What the scientists do not measure -- because, I’m sure, they cannot measure it -- is an abstract quality. Maybe the best single word is flair. Flair is impossible to measure, and it is mighty difficult to define. It includes inventiveness and artistry and audacity and improvisation and style and daring and mischief and a whole longer list of all those vaguely naughty, certainly unconventional and unexpected thoughts and actions that add up to brilliance; maybe some would call it genius.
We saw the Ronaldo brilliance glittering brightly this past weekend. Real was struggling against Rayo Vallecano when Ronaldo won the game for them with a dazzling goal, a goal of superb originality, a goal that sprung from the unmeasurable magic of Ronaldo’s flair.
Running away from the goal, about 12 yards behind him, Ronaldo caught up with the ball and without turning, stepped over it to launch a back-heel shot. The sheer impudence of the shot caught everyone by surprise and the ball speedily threaded its way between five defenders, including the goalkeeper, before it entered the net. The heel shot itself was not a particularly elegant move, but it was perfectly executed, all that was needed to turn Ronaldo’s moment of inspiration into a memorable goal.

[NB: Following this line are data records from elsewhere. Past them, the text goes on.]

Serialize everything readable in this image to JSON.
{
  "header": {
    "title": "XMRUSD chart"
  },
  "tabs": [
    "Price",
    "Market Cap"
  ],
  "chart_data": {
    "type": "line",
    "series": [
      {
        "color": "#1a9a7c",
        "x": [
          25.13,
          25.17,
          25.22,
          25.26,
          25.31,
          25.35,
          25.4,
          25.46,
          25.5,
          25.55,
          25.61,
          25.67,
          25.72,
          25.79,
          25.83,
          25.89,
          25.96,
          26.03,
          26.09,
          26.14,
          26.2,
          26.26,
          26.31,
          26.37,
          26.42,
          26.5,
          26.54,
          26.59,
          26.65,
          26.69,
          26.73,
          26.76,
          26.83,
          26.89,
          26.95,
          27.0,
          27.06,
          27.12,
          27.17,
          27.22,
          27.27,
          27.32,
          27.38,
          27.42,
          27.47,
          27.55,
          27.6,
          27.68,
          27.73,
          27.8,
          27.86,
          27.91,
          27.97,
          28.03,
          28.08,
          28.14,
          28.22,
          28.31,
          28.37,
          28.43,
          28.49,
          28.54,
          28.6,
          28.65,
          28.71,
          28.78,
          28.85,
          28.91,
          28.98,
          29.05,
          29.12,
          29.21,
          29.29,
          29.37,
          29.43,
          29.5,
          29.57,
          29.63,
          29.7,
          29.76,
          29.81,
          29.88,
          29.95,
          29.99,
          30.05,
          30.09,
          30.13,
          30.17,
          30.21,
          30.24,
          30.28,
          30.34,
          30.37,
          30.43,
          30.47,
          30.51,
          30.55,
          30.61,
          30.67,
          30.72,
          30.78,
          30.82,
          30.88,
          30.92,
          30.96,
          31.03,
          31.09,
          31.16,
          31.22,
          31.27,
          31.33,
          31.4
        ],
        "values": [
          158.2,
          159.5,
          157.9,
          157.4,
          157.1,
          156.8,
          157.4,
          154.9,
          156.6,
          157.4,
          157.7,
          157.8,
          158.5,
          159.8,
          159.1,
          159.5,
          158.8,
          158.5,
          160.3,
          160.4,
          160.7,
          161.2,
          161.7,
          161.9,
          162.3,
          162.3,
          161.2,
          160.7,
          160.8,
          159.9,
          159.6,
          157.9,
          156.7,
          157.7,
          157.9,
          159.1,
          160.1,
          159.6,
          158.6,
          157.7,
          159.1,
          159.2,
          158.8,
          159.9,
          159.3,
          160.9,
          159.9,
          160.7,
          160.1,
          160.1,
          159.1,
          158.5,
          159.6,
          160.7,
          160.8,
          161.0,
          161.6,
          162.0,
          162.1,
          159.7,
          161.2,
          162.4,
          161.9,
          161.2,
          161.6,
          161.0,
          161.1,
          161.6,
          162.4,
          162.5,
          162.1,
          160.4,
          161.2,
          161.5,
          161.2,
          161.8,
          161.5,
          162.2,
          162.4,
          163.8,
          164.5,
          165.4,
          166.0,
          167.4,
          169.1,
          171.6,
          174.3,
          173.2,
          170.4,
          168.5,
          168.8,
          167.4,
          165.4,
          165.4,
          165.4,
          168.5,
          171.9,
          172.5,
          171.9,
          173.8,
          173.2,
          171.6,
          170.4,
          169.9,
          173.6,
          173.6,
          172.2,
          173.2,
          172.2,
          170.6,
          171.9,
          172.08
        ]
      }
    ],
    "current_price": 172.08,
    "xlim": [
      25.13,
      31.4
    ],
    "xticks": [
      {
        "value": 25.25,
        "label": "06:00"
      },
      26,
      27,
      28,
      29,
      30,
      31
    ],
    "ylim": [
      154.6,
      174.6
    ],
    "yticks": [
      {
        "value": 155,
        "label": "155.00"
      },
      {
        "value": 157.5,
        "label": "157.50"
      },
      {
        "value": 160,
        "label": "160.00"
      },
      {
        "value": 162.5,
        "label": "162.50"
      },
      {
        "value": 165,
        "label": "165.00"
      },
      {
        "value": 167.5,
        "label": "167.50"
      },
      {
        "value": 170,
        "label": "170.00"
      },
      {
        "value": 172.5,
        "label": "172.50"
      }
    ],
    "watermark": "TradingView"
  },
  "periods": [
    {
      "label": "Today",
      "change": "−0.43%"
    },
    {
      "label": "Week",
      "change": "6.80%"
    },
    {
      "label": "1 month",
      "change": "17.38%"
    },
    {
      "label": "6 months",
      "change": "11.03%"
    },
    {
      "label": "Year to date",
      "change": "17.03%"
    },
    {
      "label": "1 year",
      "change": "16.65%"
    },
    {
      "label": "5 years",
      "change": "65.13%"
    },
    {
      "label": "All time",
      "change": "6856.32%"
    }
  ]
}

Incredibly, maybe six hours after Ronaldo’s goal, we got another similar goal, the result of an impulsive moment of unfettered flair. It came, of course, from Lionel Messi. A quickly taken free kick -- and here the skill was remarkable, as the ball sailed high, surely too high ... but no, not too high, just right to fool the goalkeeper and to drop into the far side of the net. Perfection.
Messi will, I imagine, one day be the target of the sports scientists who will want to measure how he does all those remarkable things. Good luck to them. They will be no more successful than they were with Ronaldo.
Maybe it won’t always be this way, maybe there will one day be a method of defining and measuring flair. In which case there will suddenly arise a new army of specialist coaches, the flair coaches. For all I know, they may already be with us. If they are, then I do not wish them well. May they fail disastrously.
At the moment, as far as I can see, soccer flair springs from the soccer soul, unbidden, untrained, undisciplined -- and, I pray, uncoachable. But I think it does seem to need a special environment. Watch Ronaldo in the science video, and watch Messi in any game. Watch their faces ... and watch those smiles. Ronaldo’s flashes and dazzles, but this is not a Hollywood smile, this has genuine warmth. Messi’s smile may be less dazzling, but it is emotional and moving. Both those smiles make you want to smile. We don’t see those sort of smiles too often in modern, earnest, money-making soccer.
The word for these smiles is ... boyish. Happy, innocent, conveying simple enjoyment. I cannot believe that it is mere coincidence that these two wonderful players should share the gift of a radiant smile. More likely is that those boyish smiles reveal the delight they get from filling their soccer repertoires with boyish fantasies.
I do not believe that scientists will ever be able to measure that spirit, and I think they’re well aware of that. But the coaches -- the ones with the power to crush that spirit -- they’re the ones we have to beware of.